La fractura de última moda entre los futbolistas

Las fracturas del quinto metatarsiano son muy comunes en la práctica deportiva, y muchas veces su origen es el estrés, en especial en los deportistas de élite. Este es el hueso que conforma el borde externo del pie y que se conecta con el dedo pequeño.

Las fracturas del quinto metatarsiano son muy comunes en la práctica deportiva, sobre todo en jóvenes futbolistas, y muchas veces su origen es el estrés, en especial en los deportistas de élite.

El quinto metatarsiano es el hueso que conforma el borde externo del pie y que se conecta con el dedo pequeño de éste. Tiene la particularidad de ser un hueso tubular con una parte central curva y que apoya en sus extremos.

Hay varios tipos de fractura de este hueso; una de las formas de producción más frecuentes es la fractura por avulsión. ¿Qué es una avulsión? La avulsión es una lesión en la que un trozo pequeño del hueso es arrancado por un tendón o ligamento del cuerpo principal de ese hueso. Es muy frecuente cuando el jugador realiza un movimiento forzado de inversión con el talón levantado (el tobillo se tuerce hacia adentro). Como este movimiento es también el mecanismo de producción del esguince de tobillo, el profesional debe realizar un exhaustivo estudio para hacer un diagnóstico diferencial y no confundir una lesión con la otra.
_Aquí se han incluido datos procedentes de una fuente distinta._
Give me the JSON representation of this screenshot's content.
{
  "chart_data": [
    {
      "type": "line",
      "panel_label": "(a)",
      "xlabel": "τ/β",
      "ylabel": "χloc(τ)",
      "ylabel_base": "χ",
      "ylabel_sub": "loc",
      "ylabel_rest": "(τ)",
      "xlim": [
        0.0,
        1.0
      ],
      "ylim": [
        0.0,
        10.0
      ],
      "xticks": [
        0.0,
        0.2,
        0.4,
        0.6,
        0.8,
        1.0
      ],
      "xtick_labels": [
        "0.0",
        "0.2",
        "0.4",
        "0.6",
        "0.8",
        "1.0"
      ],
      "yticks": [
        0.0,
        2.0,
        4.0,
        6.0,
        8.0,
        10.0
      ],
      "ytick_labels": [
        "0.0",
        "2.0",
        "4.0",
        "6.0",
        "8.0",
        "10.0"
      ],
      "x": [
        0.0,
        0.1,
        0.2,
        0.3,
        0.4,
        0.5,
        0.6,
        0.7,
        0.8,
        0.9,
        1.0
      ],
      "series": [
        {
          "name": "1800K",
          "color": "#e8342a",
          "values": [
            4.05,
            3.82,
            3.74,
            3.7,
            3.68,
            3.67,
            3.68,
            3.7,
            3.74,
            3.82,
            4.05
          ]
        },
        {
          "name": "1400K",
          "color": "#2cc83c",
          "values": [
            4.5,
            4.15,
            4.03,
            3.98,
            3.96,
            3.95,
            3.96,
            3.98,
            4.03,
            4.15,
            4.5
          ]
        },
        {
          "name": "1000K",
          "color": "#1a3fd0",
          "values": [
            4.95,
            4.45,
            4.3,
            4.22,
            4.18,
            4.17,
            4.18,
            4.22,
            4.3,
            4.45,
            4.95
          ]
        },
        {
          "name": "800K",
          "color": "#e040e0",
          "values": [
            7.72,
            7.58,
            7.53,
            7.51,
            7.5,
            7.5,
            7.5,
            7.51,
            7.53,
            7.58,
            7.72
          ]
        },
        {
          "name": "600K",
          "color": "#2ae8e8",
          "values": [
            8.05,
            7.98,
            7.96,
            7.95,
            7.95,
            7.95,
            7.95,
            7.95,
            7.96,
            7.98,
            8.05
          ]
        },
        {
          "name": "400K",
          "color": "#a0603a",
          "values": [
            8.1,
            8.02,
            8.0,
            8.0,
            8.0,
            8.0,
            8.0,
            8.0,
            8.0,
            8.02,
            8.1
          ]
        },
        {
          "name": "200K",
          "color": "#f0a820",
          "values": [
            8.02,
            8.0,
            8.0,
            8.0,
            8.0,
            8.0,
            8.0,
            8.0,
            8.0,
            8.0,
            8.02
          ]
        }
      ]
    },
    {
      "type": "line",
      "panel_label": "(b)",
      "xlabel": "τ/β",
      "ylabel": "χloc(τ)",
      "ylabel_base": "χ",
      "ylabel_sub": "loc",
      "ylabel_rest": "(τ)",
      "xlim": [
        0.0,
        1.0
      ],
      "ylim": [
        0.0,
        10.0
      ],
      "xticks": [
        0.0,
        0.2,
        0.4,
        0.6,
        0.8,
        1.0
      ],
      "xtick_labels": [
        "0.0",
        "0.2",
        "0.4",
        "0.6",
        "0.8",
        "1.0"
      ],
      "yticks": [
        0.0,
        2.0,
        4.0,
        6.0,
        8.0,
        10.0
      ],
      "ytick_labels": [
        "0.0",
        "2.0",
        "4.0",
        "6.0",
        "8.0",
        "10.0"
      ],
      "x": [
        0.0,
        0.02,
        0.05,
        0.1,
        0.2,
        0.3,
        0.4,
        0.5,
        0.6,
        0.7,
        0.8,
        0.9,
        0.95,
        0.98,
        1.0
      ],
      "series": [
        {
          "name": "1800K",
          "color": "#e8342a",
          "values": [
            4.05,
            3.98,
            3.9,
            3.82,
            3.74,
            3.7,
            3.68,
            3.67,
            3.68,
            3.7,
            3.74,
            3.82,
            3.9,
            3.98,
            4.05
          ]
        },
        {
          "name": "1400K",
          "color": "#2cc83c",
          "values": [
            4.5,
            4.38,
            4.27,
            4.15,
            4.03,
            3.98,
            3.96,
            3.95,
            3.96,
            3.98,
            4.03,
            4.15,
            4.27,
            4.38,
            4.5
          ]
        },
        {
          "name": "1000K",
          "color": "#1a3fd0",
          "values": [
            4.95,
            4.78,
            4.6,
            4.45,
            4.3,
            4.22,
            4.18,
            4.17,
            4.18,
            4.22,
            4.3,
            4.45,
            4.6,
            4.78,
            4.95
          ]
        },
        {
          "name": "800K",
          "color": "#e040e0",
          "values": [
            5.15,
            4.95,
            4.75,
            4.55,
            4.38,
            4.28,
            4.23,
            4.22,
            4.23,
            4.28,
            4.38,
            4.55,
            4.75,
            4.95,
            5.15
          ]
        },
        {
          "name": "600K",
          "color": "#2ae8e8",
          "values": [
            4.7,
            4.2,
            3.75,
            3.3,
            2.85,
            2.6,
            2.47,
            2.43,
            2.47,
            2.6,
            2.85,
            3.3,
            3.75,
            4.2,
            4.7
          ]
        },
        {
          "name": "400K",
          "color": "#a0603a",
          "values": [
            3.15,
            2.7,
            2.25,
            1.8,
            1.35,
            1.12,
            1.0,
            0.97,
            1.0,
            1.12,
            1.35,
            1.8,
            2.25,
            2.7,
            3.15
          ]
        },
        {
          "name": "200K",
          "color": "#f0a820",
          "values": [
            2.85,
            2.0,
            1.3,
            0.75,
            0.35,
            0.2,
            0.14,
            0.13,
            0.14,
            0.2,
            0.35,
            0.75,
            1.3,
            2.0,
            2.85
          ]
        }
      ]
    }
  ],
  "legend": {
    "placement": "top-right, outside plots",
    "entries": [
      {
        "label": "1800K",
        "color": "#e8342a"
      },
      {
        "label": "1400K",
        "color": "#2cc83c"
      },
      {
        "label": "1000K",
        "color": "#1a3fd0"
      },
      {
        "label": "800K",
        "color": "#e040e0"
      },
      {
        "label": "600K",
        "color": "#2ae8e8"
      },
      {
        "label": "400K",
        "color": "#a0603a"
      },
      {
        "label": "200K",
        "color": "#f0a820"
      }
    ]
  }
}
Otro tipo de fractura frecuente es la llamada «fractura de Jones», que se produce en un área pequeña del quinto metatarsiano, muy propensa a lesionarse por recibir menos sangre. Esta fractura puede ser de manera aguda traumática o por microtraumatismos a repetición. Son menos frecuentes, pero difíciles de tratar.

Pueden ocurrir otros tipos de fracturas; por ejemplo, las fracturas en el cuerpo del hueso, las cuales resultan usualmente de un traumatismo o movimiento de torsión, y las fracturas de la cabeza y del cuello del metatarsiano. Los pisotones en el fútbol son factores de producción de muchas de ellas.

¿Qué siente un deportista al producirse una fractura de quinto metatarsiano? Las fracturas tienen siempre los mismos signos y síntomas: dolor, inflamación y sensibilidad en la parte exterior del pie. También presentan dificultades en la marcha.

El tratamiento de estas fracturas puede ser conservador, y de hecho se aconseja esta metodología en personas sedentarias, deportistas ocasionales o los llamados «deportistas de fin de semana». La inmovilización con un «walker», bota para inmovilizar pie y tobillo, y deambulación con muletas sumado a tratamiento fisioterápico y de rehabilitación, constituyen el tratamiento de elección en estos casos.

Para los deportistas de alto rendimiento, el tratamiento quirúrgico es una buena opción. Con una pequeña incisión, se introduce un tornillo dentro del hueso para sujetar los fragmentos de la fractura. Esta cirugía raramente presenta molestias posoperatorias, con una rápida vuelta a la actividad deportiva.

La rehabilitación debe ser realizada por kinesiólogos especializados en rehabilitación deportiva, para que la vuelta a la actividad sea precoz y segura, aproximadamente tres meses, que es lo que siempre desea el deportista lesionado.